ZackDadfar

Karma: 3

Independent researcher.

ZackDadfar 14 Feb 2026 10:40 UTC
3 points
0
on: Grading AI 2027′s 2025 Predictions
It’s interesting that the quantitative predictions for capabilities (benchmarks & revenue) are getting graded rigorously, but the qualitative claims about alignment remain essentially unfalsifiable at the prediction stage. We can’t grade “the model was aligned” until something goes properly wrong.
The mechanistic interpretability work happening now (steering vectors, circuit analysis) might eventually give us quantitative alignment metrics that are as gradeable as SWE-bench scores. Until then, “aligned” is a claim, not a measurement.

ZackDadfar 14 Feb 2026 10:34 UTC
1 point
0
on: Is AI self-aware? Mechanistic Evidence from Activation Steering
Long form coming soon with a technical breakdown of what we did.

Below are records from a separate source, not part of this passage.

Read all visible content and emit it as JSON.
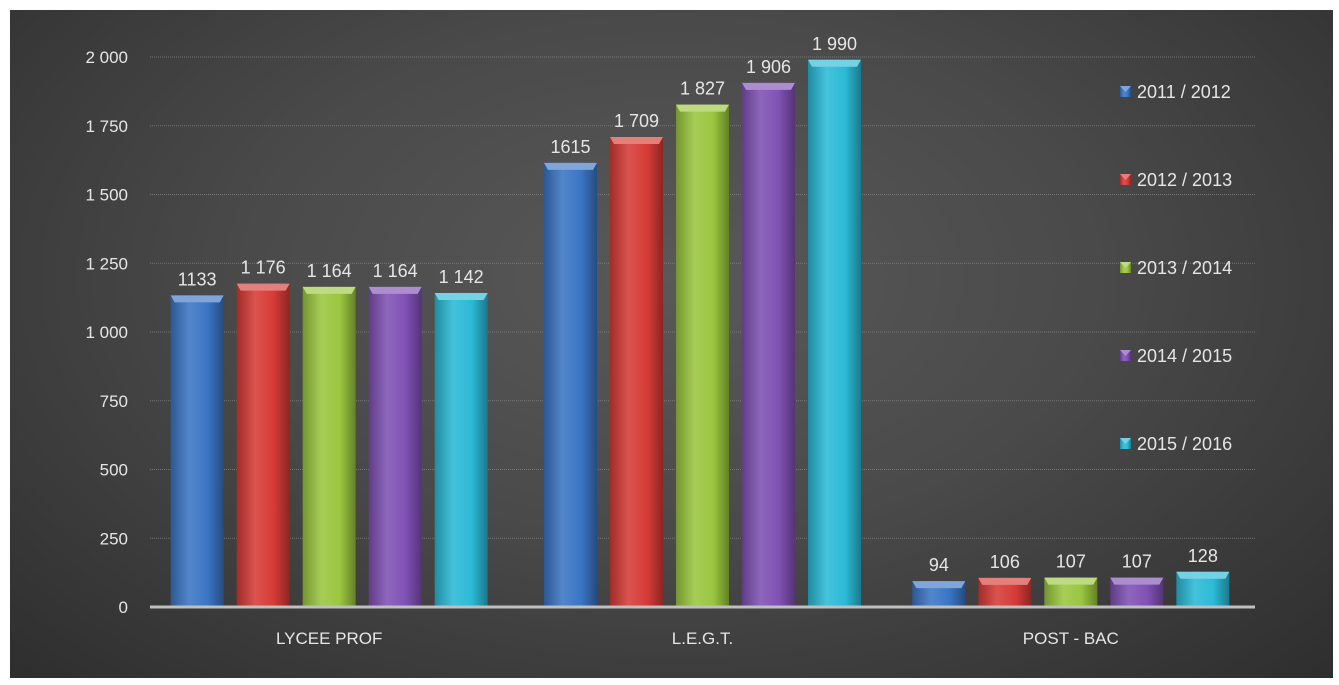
{
  "chart_data": {
    "type": "bar",
    "title": "",
    "xlabel": "",
    "ylabel": "",
    "categories": [
      "LYCEE PROF",
      "L.E.G.T.",
      "POST - BAC"
    ],
    "series": [
      {
        "name": "2011 / 2012",
        "color": "#3a75c4",
        "values": [
          1133,
          1615,
          94
        ],
        "value_labels": [
          "1133",
          "1615",
          "94"
        ]
      },
      {
        "name": "2012 / 2013",
        "color": "#d63b36",
        "values": [
          1176,
          1709,
          106
        ],
        "value_labels": [
          "1 176",
          "1 709",
          "106"
        ]
      },
      {
        "name": "2013 / 2014",
        "color": "#9bc63f",
        "values": [
          1164,
          1827,
          107
        ],
        "value_labels": [
          "1 164",
          "1 827",
          "107"
        ]
      },
      {
        "name": "2014 / 2015",
        "color": "#7f51b4",
        "values": [
          1164,
          1906,
          107
        ],
        "value_labels": [
          "1 164",
          "1 906",
          "107"
        ]
      },
      {
        "name": "2015 / 2016",
        "color": "#2bbad6",
        "values": [
          1142,
          1990,
          128
        ],
        "value_labels": [
          "1 142",
          "1 990",
          "128"
        ]
      }
    ],
    "ylim": [
      0,
      2000
    ],
    "yticks": [
      0,
      250,
      500,
      750,
      1000,
      1250,
      1500,
      1750,
      2000
    ],
    "ytick_labels": [
      "0",
      "250",
      "500",
      "750",
      "1 000",
      "1 250",
      "1 500",
      "1 750",
      "2 000"
    ],
    "grid": true,
    "legend_position": "right"
  }
}
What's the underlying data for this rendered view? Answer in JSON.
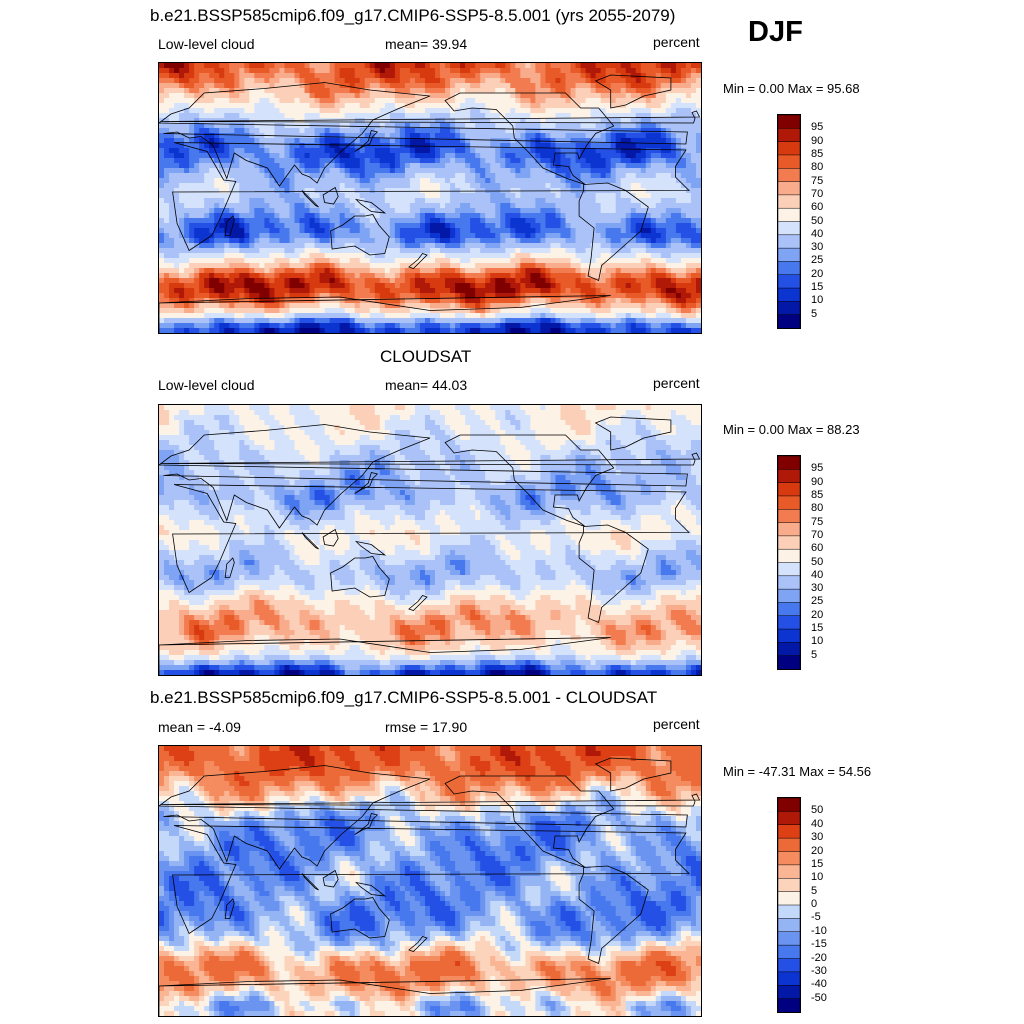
{
  "season": "DJF",
  "panels": [
    {
      "title": "b.e21.BSSP585cmip6.f09_g17.CMIP6-SSP5-8.5.001 (yrs 2055-2079)",
      "left_label": "Low-level cloud",
      "center_label": "mean=  39.94",
      "right_label": "percent",
      "minmax": "Min =    0.00 Max =  95.68",
      "colorbar_ticks": [
        "95",
        "90",
        "85",
        "80",
        "75",
        "70",
        "60",
        "50",
        "40",
        "30",
        "25",
        "20",
        "15",
        "10",
        "5"
      ],
      "colormap": "cloud",
      "zonal_mean_profile": [
        85,
        82,
        78,
        70,
        60,
        48,
        38,
        28,
        20,
        18,
        22,
        30,
        36,
        40,
        36,
        30,
        22,
        20,
        28,
        45,
        62,
        80,
        90,
        88,
        75,
        55,
        20,
        10
      ]
    },
    {
      "title": "CLOUDSAT",
      "left_label": "Low-level cloud",
      "center_label": "mean=  44.03",
      "right_label": "percent",
      "minmax": "Min =    0.00 Max =  88.23",
      "colorbar_ticks": [
        "95",
        "90",
        "85",
        "80",
        "75",
        "70",
        "60",
        "50",
        "40",
        "30",
        "25",
        "20",
        "15",
        "10",
        "5"
      ],
      "colormap": "cloud",
      "zonal_mean_profile": [
        55,
        52,
        50,
        48,
        45,
        40,
        38,
        35,
        32,
        30,
        35,
        42,
        48,
        52,
        48,
        42,
        36,
        34,
        40,
        52,
        62,
        70,
        72,
        70,
        62,
        50,
        25,
        10
      ]
    },
    {
      "title": "b.e21.BSSP585cmip6.f09_g17.CMIP6-SSP5-8.5.001 - CLOUDSAT",
      "left_label": "mean =  -4.09",
      "center_label": "rmse =  17.90",
      "right_label": "percent",
      "minmax": "Min = -47.31 Max =  54.56",
      "colorbar_ticks": [
        "50",
        "40",
        "30",
        "20",
        "15",
        "10",
        "5",
        "0",
        "-5",
        "-10",
        "-15",
        "-20",
        "-30",
        "-40",
        "-50"
      ],
      "colormap": "diff",
      "zonal_mean_profile": [
        30,
        30,
        28,
        22,
        15,
        8,
        0,
        -7,
        -12,
        -12,
        -13,
        -12,
        -12,
        -12,
        -12,
        -12,
        -14,
        -14,
        -12,
        -7,
        0,
        10,
        18,
        18,
        13,
        5,
        -5,
        0
      ]
    }
  ],
  "colors": {
    "cloud": [
      "#000080",
      "#0418a8",
      "#0c34d0",
      "#2450e6",
      "#4878ee",
      "#80a4f4",
      "#aac2f8",
      "#d4e2fc",
      "#fdf2e6",
      "#fcd0b8",
      "#f8ac8c",
      "#f27c50",
      "#e85a28",
      "#d83a10",
      "#b01808",
      "#800000"
    ],
    "diff": [
      "#000080",
      "#0418a8",
      "#0c34d0",
      "#2450e6",
      "#4878ee",
      "#6a94f0",
      "#94b4f4",
      "#c4d8fa",
      "#fdf2e6",
      "#fcd4bc",
      "#fab694",
      "#f48c60",
      "#ec6a38",
      "#de4016",
      "#b01808",
      "#800000"
    ]
  }
}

ZackDadfar 14 Feb 2026 6:06 UTC
1 point
0
on: Introspection or confusion?
Interesting experiment. I actually just put something out on arxiv that approaches this from a different angle—instead of yes/no steering effects, i looked at whether the vocabulary that models use during extended self-examination tracks their actual activation dynamics.
tldr: it does. when llama 70b says “loop” during introspection, autocorrelation in activations is high (r=0.44, p=0.002). when it says “surge”, max activation norm is high (r=0.44, p=0.002). tested across two architectures (llama, qwen) with different vocab emerging in each but same principle—words track activations.
The key thing is the correspondence vanishes in descriptive contexts. model uses the same words (“loop”, “expand”) when describing other things, zero correlation with metrics. so it’s not embedding artifacts or frequency effects, it’s specific to self-referential processing.
paper: https://arxiv.org/abs/2602.11358
Relevant to the confusion vs introspection question—if the model’s self-report vocabulary systematically tracks activation dynamics, that’s harder to explain as pure noise.